I would very much appreciate any help to clarify my understanding! Thanks.

dadarkgtprince · June 16, 2020, 4:10am

I've also received a pop() error recently. I didn't have multiple instances of a rule running (I've actually set a private boolean to not allow it to run again if it's already running and to exit the new instance).

2020-06-15 10:49:11.560 pm error java.util.NoSuchElementException: Cannot pop() an empty List on line 6523 (delayedActs)

My rule is only 62 lines, so not sure how it can get to line 6523 unless that's a reference to the hub and not the rule

bravenel · June 16, 2020, 4:17am

Turn on Action Logging. That will show the sequence of the flow in the rule. Also, post the release version you are running on.

peterwoggle · June 16, 2020, 4:26am

Sorry, meant to include that. Version 2.2.1.113.

I can try to catch it with more logging next time, but it happens pretty rarely, and not usually in the same rule.

dadarkgtprince · June 16, 2020, 4:26am

Not sure if I can piggyback off @peterwoggle 's post, but I'm running 2.2.1.116

bravenel · June 16, 2020, 4:49am

There is nothing that can be taken for granted about the relative orders of execution of two simultaneous instances of the same rule.

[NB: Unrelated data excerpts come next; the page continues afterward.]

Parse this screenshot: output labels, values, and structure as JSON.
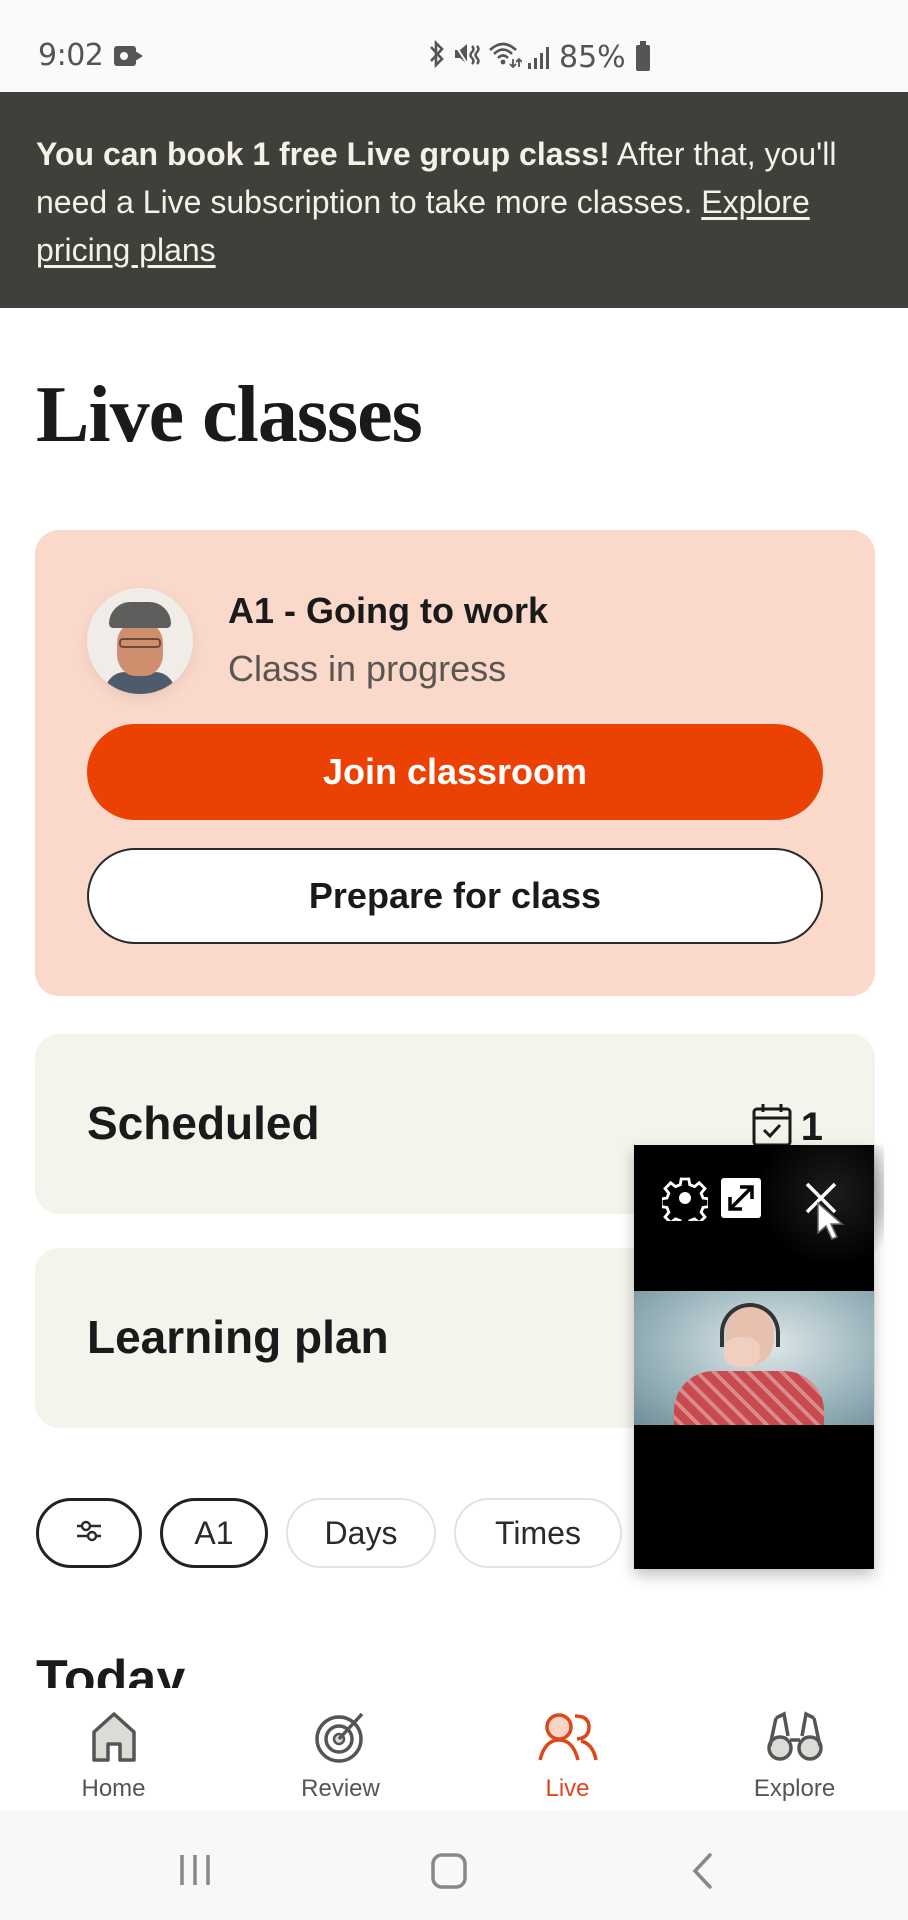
{
  "status_bar": {
    "time": "9:02",
    "battery_percent": "85%",
    "icons": [
      "video-record-icon",
      "bluetooth-icon",
      "mute-vibrate-icon",
      "wifi-icon",
      "signal-icon",
      "battery-icon"
    ]
  },
  "banner": {
    "bold_text": "You can book 1 free Live group class!",
    "text": " After that, you'll need a Live subscription to take more classes. ",
    "link_text": "Explore pricing plans"
  },
  "page": {
    "title": "Live classes"
  },
  "class_card": {
    "title": "A1 - Going to work",
    "status": "Class in progress",
    "join_label": "Join classroom",
    "prepare_label": "Prepare for class"
  },
  "sections": {
    "scheduled": {
      "label": "Scheduled",
      "count": "1"
    },
    "learning_plan": {
      "label": "Learning plan"
    }
  },
  "filters": {
    "chips": [
      {
        "label": "",
        "icon": "filter-sliders-icon",
        "active": true
      },
      {
        "label": "A1",
        "active": true
      },
      {
        "label": "Days",
        "active": false
      },
      {
        "label": "Times",
        "active": false
      }
    ]
  },
  "today_heading": "Today",
  "bottom_nav": {
    "items": [
      {
        "label": "Home",
        "icon": "home-icon",
        "active": false
      },
      {
        "label": "Review",
        "icon": "target-icon",
        "active": false
      },
      {
        "label": "Live",
        "icon": "people-icon",
        "active": true
      },
      {
        "label": "Explore",
        "icon": "binoculars-icon",
        "active": false
      }
    ]
  },
  "pip": {
    "controls": [
      "settings-icon",
      "expand-icon",
      "close-icon"
    ]
  },
  "colors": {
    "accent": "#eb4204",
    "banner_bg": "#40403a",
    "card_bg": "#fad8ca",
    "section_bg": "#f4f3ec",
    "nav_active": "#e0461a"
  }
}
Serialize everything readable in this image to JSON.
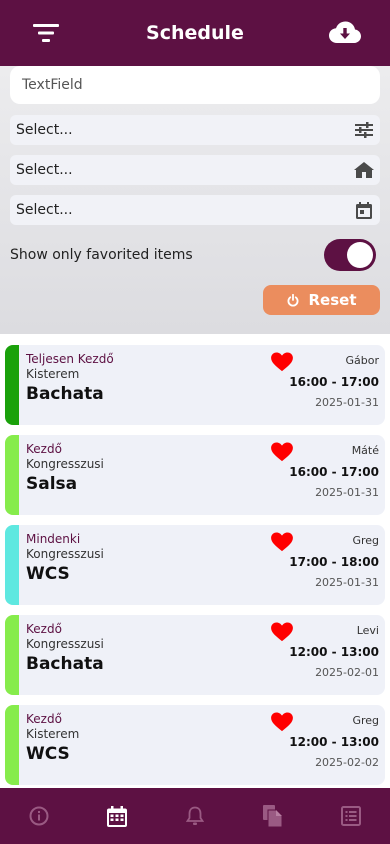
{
  "header": {
    "title": "Schedule",
    "left_icon": "filter-icon",
    "right_icon": "cloud-download-icon"
  },
  "filters": {
    "textfield_placeholder": "TextField",
    "selects": [
      {
        "label": "Select...",
        "icon": "tune-icon"
      },
      {
        "label": "Select...",
        "icon": "house-icon"
      },
      {
        "label": "Select...",
        "icon": "calendar-icon"
      }
    ],
    "favorites_label": "Show only favorited items",
    "favorites_on": true,
    "reset_label": "Reset"
  },
  "colors": {
    "primary": "#5d1143",
    "reset": "#eb8d5e",
    "heart": "#ff0000",
    "bar_dark_green": "#1aa10b",
    "bar_light_green": "#86ec4b",
    "bar_cyan": "#5ee8e0"
  },
  "events": [
    {
      "level": "Teljesen Kezdő",
      "room": "Kisterem",
      "dance": "Bachata",
      "teacher": "Gábor",
      "time": "16:00 - 17:00",
      "date": "2025-01-31",
      "bar_color": "#1aa10b",
      "favorite": true
    },
    {
      "level": "Kezdő",
      "room": "Kongresszusi",
      "dance": "Salsa",
      "teacher": "Máté",
      "time": "16:00 - 17:00",
      "date": "2025-01-31",
      "bar_color": "#86ec4b",
      "favorite": true
    },
    {
      "level": "Mindenki",
      "room": "Kongresszusi",
      "dance": "WCS",
      "teacher": "Greg",
      "time": "17:00 - 18:00",
      "date": "2025-01-31",
      "bar_color": "#5ee8e0",
      "favorite": true
    },
    {
      "level": "Kezdő",
      "room": "Kongresszusi",
      "dance": "Bachata",
      "teacher": "Levi",
      "time": "12:00 - 13:00",
      "date": "2025-02-01",
      "bar_color": "#86ec4b",
      "favorite": true
    },
    {
      "level": "Kezdő",
      "room": "Kisterem",
      "dance": "WCS",
      "teacher": "Greg",
      "time": "12:00 - 13:00",
      "date": "2025-02-02",
      "bar_color": "#86ec4b",
      "favorite": true
    }
  ],
  "bottom_nav": [
    {
      "icon": "info-icon",
      "active": false
    },
    {
      "icon": "calendar-icon",
      "active": true
    },
    {
      "icon": "bell-icon",
      "active": false
    },
    {
      "icon": "copy-icon",
      "active": false
    },
    {
      "icon": "list-icon",
      "active": false
    }
  ]
}
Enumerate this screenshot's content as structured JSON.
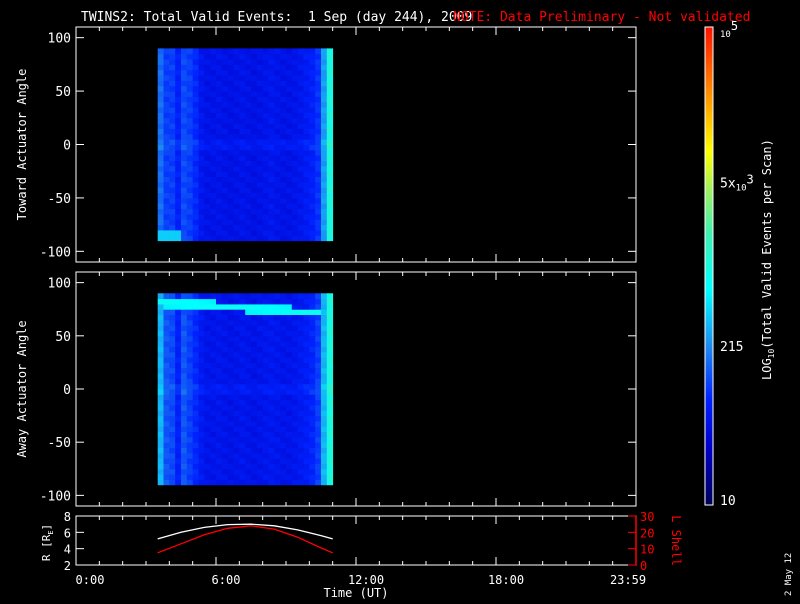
{
  "chart_data": {
    "type": "heatmap",
    "title": "TWINS2: Total Valid Events:  1 Sep (day 244), 2009",
    "note": "NOTE: Data Preliminary - Not validated",
    "date_stamp": "2 May 12",
    "xlabel": "Time (UT)",
    "xlim_hours": [
      0,
      24
    ],
    "x_tick_hours": [
      0,
      6,
      12,
      18,
      24
    ],
    "x_tick_labels": [
      "0:00",
      "6:00",
      "12:00",
      "18:00",
      "23:59"
    ],
    "colorbar": {
      "label": "LOG10(Total Valid Events per Scan)",
      "label_main": "LOG",
      "label_sub": "10",
      "label_rest": "(Total Valid Events per Scan)",
      "range_log10": [
        1,
        5
      ],
      "ticks": [
        {
          "log10": 1,
          "label": "10"
        },
        {
          "log10": 2.332,
          "label": "215"
        },
        {
          "log10": 3.699,
          "label": "5x10",
          "sup": "3"
        },
        {
          "log10": 5,
          "label": "10",
          "sup": "5"
        }
      ]
    },
    "panels": [
      {
        "ylabel": "Toward Actuator Angle",
        "ylim": [
          -110,
          110
        ],
        "yticks": [
          100,
          50,
          0,
          -50,
          -100
        ],
        "data_time_range_hours": [
          3.5,
          11.0
        ],
        "data_angle_range": [
          -90,
          90
        ],
        "column_log10": [
          2.2,
          2.0,
          2.0,
          1.85,
          2.05,
          2.0,
          1.9,
          1.75,
          1.7,
          1.7,
          1.72,
          1.7,
          1.68,
          1.7,
          1.72,
          1.7,
          1.68,
          1.7,
          1.72,
          1.75,
          1.72,
          1.7,
          1.7,
          1.72,
          1.75,
          1.8,
          1.85,
          1.95,
          2.4,
          3.0
        ],
        "feature": {
          "angle_range": [
            -90,
            -80
          ],
          "time_range_hours": [
            3.5,
            4.4
          ],
          "log10": 2.6
        }
      },
      {
        "ylabel": "Away Actuator Angle",
        "ylim": [
          -110,
          110
        ],
        "yticks": [
          100,
          50,
          0,
          -50,
          -100
        ],
        "data_time_range_hours": [
          3.5,
          11.0
        ],
        "data_angle_range": [
          -90,
          90
        ],
        "column_log10": [
          2.5,
          2.1,
          2.05,
          1.85,
          2.1,
          2.0,
          1.9,
          1.78,
          1.72,
          1.72,
          1.74,
          1.72,
          1.7,
          1.72,
          1.74,
          1.72,
          1.7,
          1.72,
          1.74,
          1.76,
          1.74,
          1.72,
          1.72,
          1.74,
          1.78,
          1.82,
          1.88,
          2.0,
          2.5,
          3.0
        ],
        "feature": {
          "angle_center_start": 82,
          "angle_center_end": 72,
          "width_deg": 8,
          "time_range_hours": [
            3.5,
            10.4
          ],
          "log10": 2.9
        }
      },
      {
        "ylabel": "R [R",
        "ylabel_sub": "E",
        "ylabel_end": "]",
        "ylim": [
          2,
          8
        ],
        "yticks": [
          8,
          6,
          4,
          2
        ],
        "y2label": "L Shell",
        "y2lim": [
          0,
          30
        ],
        "y2ticks": [
          30,
          20,
          10,
          0
        ],
        "series": [
          {
            "name": "R",
            "color": "#ffffff",
            "x_hours": [
              3.5,
              4.5,
              5.5,
              6.5,
              7.5,
              8.5,
              9.5,
              10.5,
              11.0
            ],
            "y": [
              5.2,
              6.0,
              6.6,
              6.95,
              7.0,
              6.8,
              6.3,
              5.6,
              5.2
            ]
          },
          {
            "name": "L Shell",
            "color": "#ff0000",
            "axis": "right",
            "x_hours": [
              3.5,
              4.5,
              5.5,
              6.5,
              7.5,
              8.5,
              9.5,
              10.5,
              11.0
            ],
            "y": [
              7.5,
              13,
              18.5,
              22.5,
              24,
              22,
              17,
              10.5,
              7.5
            ]
          }
        ]
      }
    ]
  }
}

You're assuming that upon a new trigger event that Cancel Delays happens before the Delay itself has completed, But the Delay could complete, and the new instance run to completion before the END-IF following the Delay. Boom, there goes the POP of an empty stack.

This almost always is associated with Delays that are embedded in IF-THEN structures. These rules are trying to be too cute, too sophisticated. Get the Delays out of the IF-THENs, and they won't blow up on you. I'd scratch these rules and rethink the automation. Break it up into multiple rules -- get rid of the complexity -- it doesn't work reliably, you've proven that. Separate the on logic from the off logic. KISS.

peterwoggle · June 17, 2020, 6:02pm

Good to know. I changed my rule to avoid if-blocks altogether (delay per mode instead). I'm not sure I can cleanly split it into two rules because any motion should turn on the lights (if off) and also "reset" the timer that turns them off. I'll start another, more specific discussion thread for that.

But to drill down in this discussion, in the rule below, is it possible for the local test var to become >1? Specifically, if the rule is triggered in quick succession, could their actions be interleaved such that both instances set test to 0, then both increment it?

bravenel · June 17, 2020, 7:10pm

In theory, yes, but with very low probability. Variables are kept in atomic state, which greatly reduces the likelihood of this problem (still theoretically possible though).

peterwoggle · June 21, 2020, 3:27am

Got it, thanks. I'll keep the thread-unsafe execution in mind.